What is the behaviour of int &a = *b?

Question

For example, I have the following codes:

int a = 1;
int b = 2;
int *c = &a;
int &d = *c;
c = &b;
d++;

What is behaviour of line 4? If i want a reference to a pointer,is it correct to use

int *&e = c;

Is there any reason why to choose a reference to a pointer?

Answer 1

This declaration

int &d = *c;

declares a reference that refers the object pointed to by pointer c .

When this declaration was executed pointer c pointed to object a

int *c = &a;

So the referecne d refers object a . References may not be reassigned. They shall be initialized when they are declared.

Thus the expression in statement

d++;

increases object a.

You may declare a reference to a pointer.

This declaration

int *&e = c;

is valid.

Constant references can be bound to a temporary object. You may not take an address of a temporary object. Refrences alow to use more simple expressions.

Consider for example a simplified function swap that swaps two integers.

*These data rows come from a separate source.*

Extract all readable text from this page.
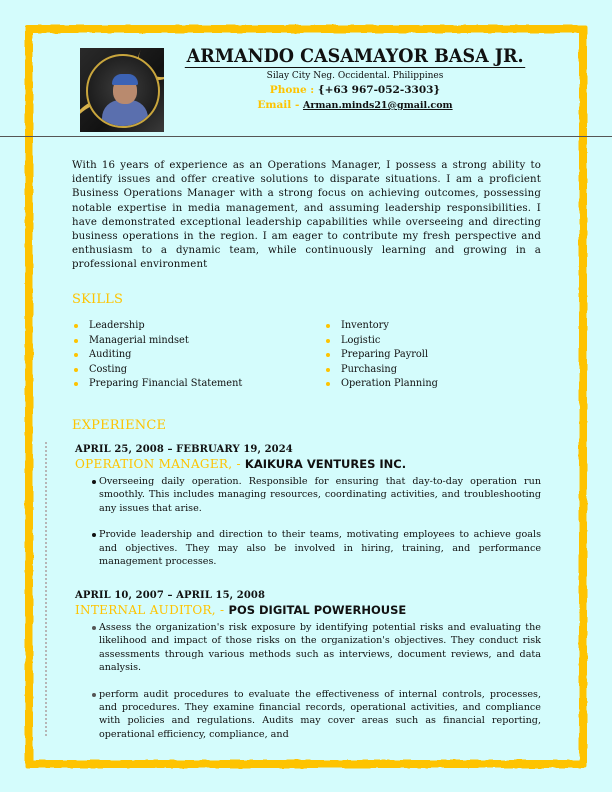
ARMANDO CASAMAYOR BASA JR.
Silay City Neg. Occidental. Philippines
Phone : {+63 967-052-3303}
Email - Arman.minds21@gmail.com

With 16 years of experience as an Operations Manager, I possess a strong ability to identify issues and offer creative solutions to disparate situations. I am a proficient Business Operations Manager with a strong focus on achieving outcomes, possessing notable expertise in media management, and assuming leadership responsibilities. I have demonstrated exceptional leadership capabilities while overseeing and directing business operations in the region. I am eager to contribute my fresh perspective and enthusiasm to a dynamic team, while continuously learning and growing in a professional environment

SKILLS
Leadership
Managerial mindset
Auditing
Costing
Preparing Financial Statement
Inventory
Logistic
Preparing Payroll
Purchasing
Operation Planning
EXPERIENCE
APRIL 25, 2008 – FEBRUARY 19, 2024
OPERATION MANAGER, - KAIKURA VENTURES INC.
Overseeing daily operation. Responsible for ensuring that day-to-day operation run smoothly. This includes managing resources, coordinating activities, and troubleshooting any issues that arise.
Provide leadership and direction to their teams, motivating employees to achieve goals and objectives. They may also be involved in hiring, training, and performance management processes.
APRIL 10, 2007 – APRIL 15, 2008
INTERNAL AUDITOR, - POS DIGITAL POWERHOUSE
Assess the organization's risk exposure by identifying potential risks and evaluating the likelihood and impact of those risks on the organization's objectives. They conduct risk assessments through various methods such as interviews, document reviews, and data analysis.
perform audit procedures to evaluate the effectiveness of internal controls, processes, and procedures. They examine financial records, operational activities, and compliance with policies and regulations. Audits may cover areas such as financial reporting, operational efficiency, compliance, and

Using pointers the function would look like

void swap( int *a, int *b )
{
   int tmp = *a;
   *a = *b;
   *b = tmp;
} 

and it could be called like

int a = 5;
int b = 10;

swap( &a, &b );

Using references you could write the function the following way

void swap( int &a, int &b )
{
   int tmp = a;
   a = b;
   b = tmp;
} 

and its call would look simpler than the call of the function with pointers.

int a = 5;
int b = 10;

swap( a, b );

Answer 2

1. regarding the meaning of line 4

   int a = 1; int*c = &a; // okay: pointer to int, points to a int&d = *c; // okay; reference to int, refers to *c=a;

2. A reference to a pointer is useful as argument to a function that may alter its value (=address pointed to), for example

   void allocate(int*&p) { p=new int[10]; }